Locking your wireless router will improve your reception because other people won’t be able to access your wireless network and hog your bandwidth. This will improve your wireless signal tenfold if you happen to live in an apartment complex or trailer park, as an open router can be accessed by many people.

Locking your router is pretty simple to do. Just visit the IP of your router, find the wireless security settings and then create a password. When you’re done you should see an icon of a lock over the listing of your network.

2. Change or Rotate the Position of Your Router

Another method is change the position or location of your router. You want to reposition the router so there are less walls, doorways and items standing in the way of your router and your computer or tablet. You’ll want to move your router away from metallic items and things that will interfere with the signal including microwaves, baby monitors and garage openers.

3. Change the Channel

If you have a cordless phone, baby monitor or walkie talkies, another option is to change the channel or frequency of your router so that there isn’t any interference. To do this, use a program such as inSSIDer. There are instructions and videos on the site that will take you through the process.

4. Setup a Second Router

By setting up a second router, you can establish an access point. An access point will extend your wireless network. For example, you can have your internet connection upstairs, but have your access point at the end of the hall and your other wireless router downstairs. That way your signal travels farther.
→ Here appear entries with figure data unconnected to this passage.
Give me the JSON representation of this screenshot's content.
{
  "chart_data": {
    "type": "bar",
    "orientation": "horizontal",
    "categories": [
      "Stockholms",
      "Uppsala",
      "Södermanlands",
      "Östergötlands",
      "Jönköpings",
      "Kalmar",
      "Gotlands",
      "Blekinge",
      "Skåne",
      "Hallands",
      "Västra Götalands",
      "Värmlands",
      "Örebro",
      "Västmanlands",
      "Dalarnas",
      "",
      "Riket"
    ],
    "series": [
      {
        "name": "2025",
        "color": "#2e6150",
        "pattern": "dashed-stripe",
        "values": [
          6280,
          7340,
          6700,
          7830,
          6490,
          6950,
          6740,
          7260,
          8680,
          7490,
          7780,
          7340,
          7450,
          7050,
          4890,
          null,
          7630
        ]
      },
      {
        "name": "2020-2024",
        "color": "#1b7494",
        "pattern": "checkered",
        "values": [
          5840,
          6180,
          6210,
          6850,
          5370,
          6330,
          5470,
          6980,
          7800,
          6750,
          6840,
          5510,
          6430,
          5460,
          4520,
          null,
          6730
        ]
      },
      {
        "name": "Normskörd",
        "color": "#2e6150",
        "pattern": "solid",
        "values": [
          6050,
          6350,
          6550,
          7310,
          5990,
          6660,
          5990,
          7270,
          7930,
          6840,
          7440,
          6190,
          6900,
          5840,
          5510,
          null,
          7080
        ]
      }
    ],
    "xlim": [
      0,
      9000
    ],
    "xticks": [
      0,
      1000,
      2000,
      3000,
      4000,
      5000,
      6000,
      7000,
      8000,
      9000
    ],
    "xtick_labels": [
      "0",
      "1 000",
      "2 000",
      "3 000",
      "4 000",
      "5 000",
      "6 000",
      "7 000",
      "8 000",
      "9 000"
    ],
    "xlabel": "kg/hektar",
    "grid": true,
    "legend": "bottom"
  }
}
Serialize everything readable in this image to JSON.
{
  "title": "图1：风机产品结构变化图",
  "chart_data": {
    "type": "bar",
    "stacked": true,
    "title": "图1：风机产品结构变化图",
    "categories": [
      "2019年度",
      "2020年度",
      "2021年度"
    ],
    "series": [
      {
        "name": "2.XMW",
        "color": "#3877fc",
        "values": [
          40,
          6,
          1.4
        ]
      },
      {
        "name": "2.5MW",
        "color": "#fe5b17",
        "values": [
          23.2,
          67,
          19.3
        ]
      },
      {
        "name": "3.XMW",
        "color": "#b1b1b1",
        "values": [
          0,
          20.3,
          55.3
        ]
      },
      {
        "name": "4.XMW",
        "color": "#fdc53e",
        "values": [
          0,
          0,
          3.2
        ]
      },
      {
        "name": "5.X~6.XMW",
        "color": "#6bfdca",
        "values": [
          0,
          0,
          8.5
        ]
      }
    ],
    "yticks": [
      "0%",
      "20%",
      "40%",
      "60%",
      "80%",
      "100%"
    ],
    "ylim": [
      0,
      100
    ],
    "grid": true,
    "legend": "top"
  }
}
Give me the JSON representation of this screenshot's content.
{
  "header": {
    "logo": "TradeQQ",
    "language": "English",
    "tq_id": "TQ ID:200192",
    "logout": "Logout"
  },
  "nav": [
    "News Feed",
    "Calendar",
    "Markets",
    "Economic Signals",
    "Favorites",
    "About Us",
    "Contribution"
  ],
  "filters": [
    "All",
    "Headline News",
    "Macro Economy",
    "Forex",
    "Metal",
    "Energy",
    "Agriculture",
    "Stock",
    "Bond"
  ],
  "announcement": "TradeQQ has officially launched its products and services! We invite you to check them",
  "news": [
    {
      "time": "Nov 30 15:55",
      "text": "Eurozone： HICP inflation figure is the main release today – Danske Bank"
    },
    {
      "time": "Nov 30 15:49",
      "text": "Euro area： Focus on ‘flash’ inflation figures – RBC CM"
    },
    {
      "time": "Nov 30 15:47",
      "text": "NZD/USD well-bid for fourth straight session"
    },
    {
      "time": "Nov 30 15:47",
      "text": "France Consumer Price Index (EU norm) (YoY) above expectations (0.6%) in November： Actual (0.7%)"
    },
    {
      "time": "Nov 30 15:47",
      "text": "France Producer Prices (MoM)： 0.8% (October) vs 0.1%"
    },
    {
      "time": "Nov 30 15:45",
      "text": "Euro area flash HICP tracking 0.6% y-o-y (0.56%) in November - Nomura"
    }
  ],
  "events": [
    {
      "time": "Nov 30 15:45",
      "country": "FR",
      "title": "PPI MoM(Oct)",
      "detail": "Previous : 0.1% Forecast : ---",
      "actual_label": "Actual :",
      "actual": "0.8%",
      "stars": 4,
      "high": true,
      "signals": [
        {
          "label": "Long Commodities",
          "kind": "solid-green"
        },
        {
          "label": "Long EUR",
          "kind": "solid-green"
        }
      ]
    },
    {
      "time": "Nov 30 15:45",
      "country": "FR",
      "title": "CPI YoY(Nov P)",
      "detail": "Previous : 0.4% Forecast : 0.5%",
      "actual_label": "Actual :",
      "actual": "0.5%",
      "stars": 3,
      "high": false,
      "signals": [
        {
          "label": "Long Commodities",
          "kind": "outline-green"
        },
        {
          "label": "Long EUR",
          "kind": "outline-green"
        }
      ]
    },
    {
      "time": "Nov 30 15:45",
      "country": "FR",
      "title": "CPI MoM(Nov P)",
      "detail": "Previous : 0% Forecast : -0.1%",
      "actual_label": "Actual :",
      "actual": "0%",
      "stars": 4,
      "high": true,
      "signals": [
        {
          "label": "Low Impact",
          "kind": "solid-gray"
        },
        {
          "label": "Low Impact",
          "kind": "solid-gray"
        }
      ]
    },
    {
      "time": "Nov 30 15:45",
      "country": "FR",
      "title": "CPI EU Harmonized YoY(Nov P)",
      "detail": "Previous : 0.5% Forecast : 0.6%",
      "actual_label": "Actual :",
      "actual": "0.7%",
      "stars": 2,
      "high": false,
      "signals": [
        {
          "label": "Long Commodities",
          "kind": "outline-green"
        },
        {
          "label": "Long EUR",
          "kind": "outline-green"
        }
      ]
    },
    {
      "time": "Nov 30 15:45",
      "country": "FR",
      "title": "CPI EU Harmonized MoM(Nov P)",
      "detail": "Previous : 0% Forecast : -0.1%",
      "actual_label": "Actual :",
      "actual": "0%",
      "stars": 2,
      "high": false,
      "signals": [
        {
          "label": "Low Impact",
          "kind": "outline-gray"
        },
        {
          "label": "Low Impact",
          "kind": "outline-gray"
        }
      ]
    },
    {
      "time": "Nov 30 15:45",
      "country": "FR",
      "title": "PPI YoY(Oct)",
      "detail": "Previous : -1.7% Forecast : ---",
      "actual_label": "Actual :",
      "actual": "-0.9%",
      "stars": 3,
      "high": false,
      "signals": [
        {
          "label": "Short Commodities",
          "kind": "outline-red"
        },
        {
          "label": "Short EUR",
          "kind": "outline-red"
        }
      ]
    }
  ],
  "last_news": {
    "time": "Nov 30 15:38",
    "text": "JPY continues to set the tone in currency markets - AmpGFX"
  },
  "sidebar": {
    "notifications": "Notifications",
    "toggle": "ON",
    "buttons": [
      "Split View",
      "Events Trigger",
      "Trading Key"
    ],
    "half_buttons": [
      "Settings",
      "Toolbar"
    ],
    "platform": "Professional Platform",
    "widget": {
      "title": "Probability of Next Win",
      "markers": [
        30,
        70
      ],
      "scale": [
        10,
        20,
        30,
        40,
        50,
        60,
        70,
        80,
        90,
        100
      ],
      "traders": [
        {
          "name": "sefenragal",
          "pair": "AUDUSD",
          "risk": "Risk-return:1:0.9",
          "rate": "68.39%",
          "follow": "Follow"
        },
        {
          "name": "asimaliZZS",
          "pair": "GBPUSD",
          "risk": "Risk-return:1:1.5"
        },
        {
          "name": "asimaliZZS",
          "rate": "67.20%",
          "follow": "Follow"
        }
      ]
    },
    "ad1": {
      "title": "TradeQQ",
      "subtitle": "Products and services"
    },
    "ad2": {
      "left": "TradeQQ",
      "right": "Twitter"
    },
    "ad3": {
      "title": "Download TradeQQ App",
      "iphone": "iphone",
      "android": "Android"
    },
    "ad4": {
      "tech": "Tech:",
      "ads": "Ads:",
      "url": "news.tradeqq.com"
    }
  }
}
To do this, you’ll want to connect your 2nd router to your primary router’s LAN port, and then give your 2nd router all the same address info. You’ll want to assign the same SSID and security info as well.

5. Add or Upgrade Antennae

For $100 or less, you can upgrade or add a “booster” antenna to your existing antenna. Another option is to replace your (omnidirectional) antenna with a high gain antenna. Omnidirectional antennae have a circular signal so that it can reach every corner of a room. However, if this isn’t a need, then you could be wasting your signal. So instead, you use a high gain antenna which can then have the signal focused to one direction or area.

6. Update Router & Other Equipment

One option is to upgrade your router and adapter. PC Mag suggests going with a 802.11n and 5 Ghz band network.

7. Use a Wi-Fi Extender

An extender will work similarly to setting up a 2nd router as an access point. It will simply extend your network further (hence the name). Because the signal is traveling through the extender, it’ll be weaker than if you weren’t to use the extender.

Extenders will range from about $40 to $100.